I am the product of divorce. My parents split up when I was eight years old. At the time, all I could think of was that mommy and daddy would no longer be living together. I had no idea that it would someday be much more than that. Yes, like many of my peers and the people of my generation, I am the product of divorce. But I am also the daughter of a lesbian mom.
When I look at my mom, I don’t immediately think “gay.” Many people don’t. Instead, I think of the incredible, beautiful, loving woman who has made me who I am today. She has helped me get to and through college. She has supported every decision I have ever made, even if it may not be the “right” thing for me to do or what she agrees with. I am not gay, and I do not think I ever will be. However, my mother is and always will be my greatest inspiration.
So for anyone who thinks someone who is a homosexual cannot be a good parent, consider this: a sixteen year old drug addict is met with resistance when she wants to abort her baby; she has the child, does not give it up for adoption, and raises the child around many negative influences.

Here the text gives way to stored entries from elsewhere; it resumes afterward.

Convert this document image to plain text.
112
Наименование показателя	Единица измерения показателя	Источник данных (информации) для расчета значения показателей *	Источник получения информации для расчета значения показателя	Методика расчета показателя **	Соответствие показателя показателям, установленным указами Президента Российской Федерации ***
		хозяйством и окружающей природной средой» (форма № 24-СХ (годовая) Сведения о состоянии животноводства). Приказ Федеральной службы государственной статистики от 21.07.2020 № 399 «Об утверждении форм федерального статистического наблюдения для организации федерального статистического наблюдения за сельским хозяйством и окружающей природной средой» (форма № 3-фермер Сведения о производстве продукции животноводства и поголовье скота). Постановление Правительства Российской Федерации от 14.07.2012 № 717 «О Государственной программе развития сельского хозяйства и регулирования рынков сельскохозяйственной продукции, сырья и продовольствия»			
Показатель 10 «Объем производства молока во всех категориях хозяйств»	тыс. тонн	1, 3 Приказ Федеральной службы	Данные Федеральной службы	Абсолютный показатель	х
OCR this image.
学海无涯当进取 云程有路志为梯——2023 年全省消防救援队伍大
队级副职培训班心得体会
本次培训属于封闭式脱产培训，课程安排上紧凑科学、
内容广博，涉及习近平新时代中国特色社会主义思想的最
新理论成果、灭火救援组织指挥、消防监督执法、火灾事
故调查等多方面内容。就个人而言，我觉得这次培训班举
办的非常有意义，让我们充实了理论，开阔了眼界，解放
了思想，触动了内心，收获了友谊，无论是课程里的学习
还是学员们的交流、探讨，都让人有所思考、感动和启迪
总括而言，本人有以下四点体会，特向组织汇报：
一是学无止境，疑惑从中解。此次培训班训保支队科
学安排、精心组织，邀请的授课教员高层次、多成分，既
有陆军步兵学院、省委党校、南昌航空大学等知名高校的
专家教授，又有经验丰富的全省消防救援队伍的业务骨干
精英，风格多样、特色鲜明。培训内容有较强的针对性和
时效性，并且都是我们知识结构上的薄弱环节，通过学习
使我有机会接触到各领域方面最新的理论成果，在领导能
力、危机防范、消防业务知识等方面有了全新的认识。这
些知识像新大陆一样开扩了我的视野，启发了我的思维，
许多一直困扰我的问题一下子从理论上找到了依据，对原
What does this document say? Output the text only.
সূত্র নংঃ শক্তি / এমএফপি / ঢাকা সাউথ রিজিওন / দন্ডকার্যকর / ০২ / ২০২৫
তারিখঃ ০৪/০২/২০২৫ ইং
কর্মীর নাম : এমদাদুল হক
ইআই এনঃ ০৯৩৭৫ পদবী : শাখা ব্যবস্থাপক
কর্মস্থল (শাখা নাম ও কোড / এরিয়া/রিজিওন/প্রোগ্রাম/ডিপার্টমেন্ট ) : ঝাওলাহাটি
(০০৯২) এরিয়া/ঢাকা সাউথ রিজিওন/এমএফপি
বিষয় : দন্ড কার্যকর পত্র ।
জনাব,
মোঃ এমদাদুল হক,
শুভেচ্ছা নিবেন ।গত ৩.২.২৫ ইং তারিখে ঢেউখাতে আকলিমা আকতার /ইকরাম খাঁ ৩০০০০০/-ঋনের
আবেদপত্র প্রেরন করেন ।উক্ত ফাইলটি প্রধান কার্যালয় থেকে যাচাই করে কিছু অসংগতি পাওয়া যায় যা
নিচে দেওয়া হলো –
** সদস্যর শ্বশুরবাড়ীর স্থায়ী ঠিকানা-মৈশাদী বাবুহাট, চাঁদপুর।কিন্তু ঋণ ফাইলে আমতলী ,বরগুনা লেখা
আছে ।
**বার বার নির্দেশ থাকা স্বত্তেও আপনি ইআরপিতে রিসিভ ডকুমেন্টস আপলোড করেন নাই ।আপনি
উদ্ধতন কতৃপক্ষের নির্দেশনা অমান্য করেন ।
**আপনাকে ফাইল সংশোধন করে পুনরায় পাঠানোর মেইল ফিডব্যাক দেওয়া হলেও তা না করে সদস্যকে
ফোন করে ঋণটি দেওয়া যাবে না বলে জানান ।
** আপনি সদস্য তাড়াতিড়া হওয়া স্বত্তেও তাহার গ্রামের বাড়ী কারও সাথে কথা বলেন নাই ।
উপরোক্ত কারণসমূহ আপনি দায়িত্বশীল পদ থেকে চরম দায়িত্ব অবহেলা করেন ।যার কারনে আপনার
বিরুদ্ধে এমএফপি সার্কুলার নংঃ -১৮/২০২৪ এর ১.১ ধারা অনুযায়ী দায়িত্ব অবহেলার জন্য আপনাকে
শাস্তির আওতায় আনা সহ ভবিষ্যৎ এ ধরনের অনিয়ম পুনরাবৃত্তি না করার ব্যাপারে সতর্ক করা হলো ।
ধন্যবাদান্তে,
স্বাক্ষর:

But a homosexual couple who has been in a committed relationship for many years has a hard time and meets resistance for wanting to raise a child together. The equality debate currently rampant in the media is not (or should not be) just about marriage; it’s about the rights of gay people, which are often stifled. Marriage is only one small part of the whole.
For those of you trying to save “traditional” marriage, please consider these “traditional” marriages, straight from the Bible:
– King Soloman & any of his 700 wives. (Kings I)
– Tamar & Judah: a levirate marriage in which the wife of a man becomes his brother’s property if the husband passes away. (Gen. 38) (see also Ruth & Boaz in the book of Ruth)
– In Deuteronomy, it says that the victim of a rapist shall marry her captor. (Deut. 22)
Now, these are just three quick examples pulled from my Core Texts class notes. But folks, these are all BIBLICAL examples. Challenge me, if you want, but these are what I think of when I think about “traditional” marriage. Is this really what you want to save? Of course not. So we’ve obviously already moved on from these kinds of “traditional” marriages, as these kind of marriages are no longer relevant in society (I hope). What you’re trying to save is the marriage between a man and a woman, which, frankly, does not need saving. Whether it’s a man and a woman, a man and a man, or a woman and a woman, love is love, and marriage should be an option for ANY kind of love.
And think about this — a gay couple getting married will have no effect whatsoever on your marriage. Chances are you don’t even know the couple. They are not fighting against your marriage; why must you fight against theirs?
The fact that a gay couple is not entitled to the same rights as a straight couple is heartbreaking. The way things currently are, even in states that allow gay marriage, there is no federal protection for gay couples who choose to take advantage of their state’s laws. For instance, a spouse in a heterosexual marriage is entitled to inherit his/her spouse’s money if the spouse dies. However, in a homosexual relationship (marriage, in many cases), the same rights do not apply, and many gay people have found themselves having to pay steep taxes on what they “inherit” from their same-sex spouse. (See the Edie Windsor case.)
Straight or gay, everyone should be entitled to the same rights. The fact that not everyone is, in 2013, is appalling. Could you imagine if an interracial couple faced the same prejudice? “I’m sorry, you have to pay taxes on your spouse’s estate because you’re black and he/she is white.” I don’t think so.
My mom has been an incredible parent for 23 years, both for the eight years she was married to my dad, and for the 14+ years since their divorce. I have many friends who, like me, have grown up with at least one homosexual parent, and they have turned out just fine. Yes, I have anxiety issues. And yes, I deal with depression. But my mom has been there to help me through those issues as well. I’ve turned out just like – if not better than – most of my peers. So what if my mom is gay? That doesn’t make her any less of a mother. If anything, she is stronger because of the adversity she has faced as a result of how this country views homosexuality. She may not fit exactly what this country wants to see as a parent, but to me (and to my siblings, I’m sure), she is an incredible, inspiring person and mother. And one day, if the time comes, I want her to be able to get married without anyone even thinking twice about it.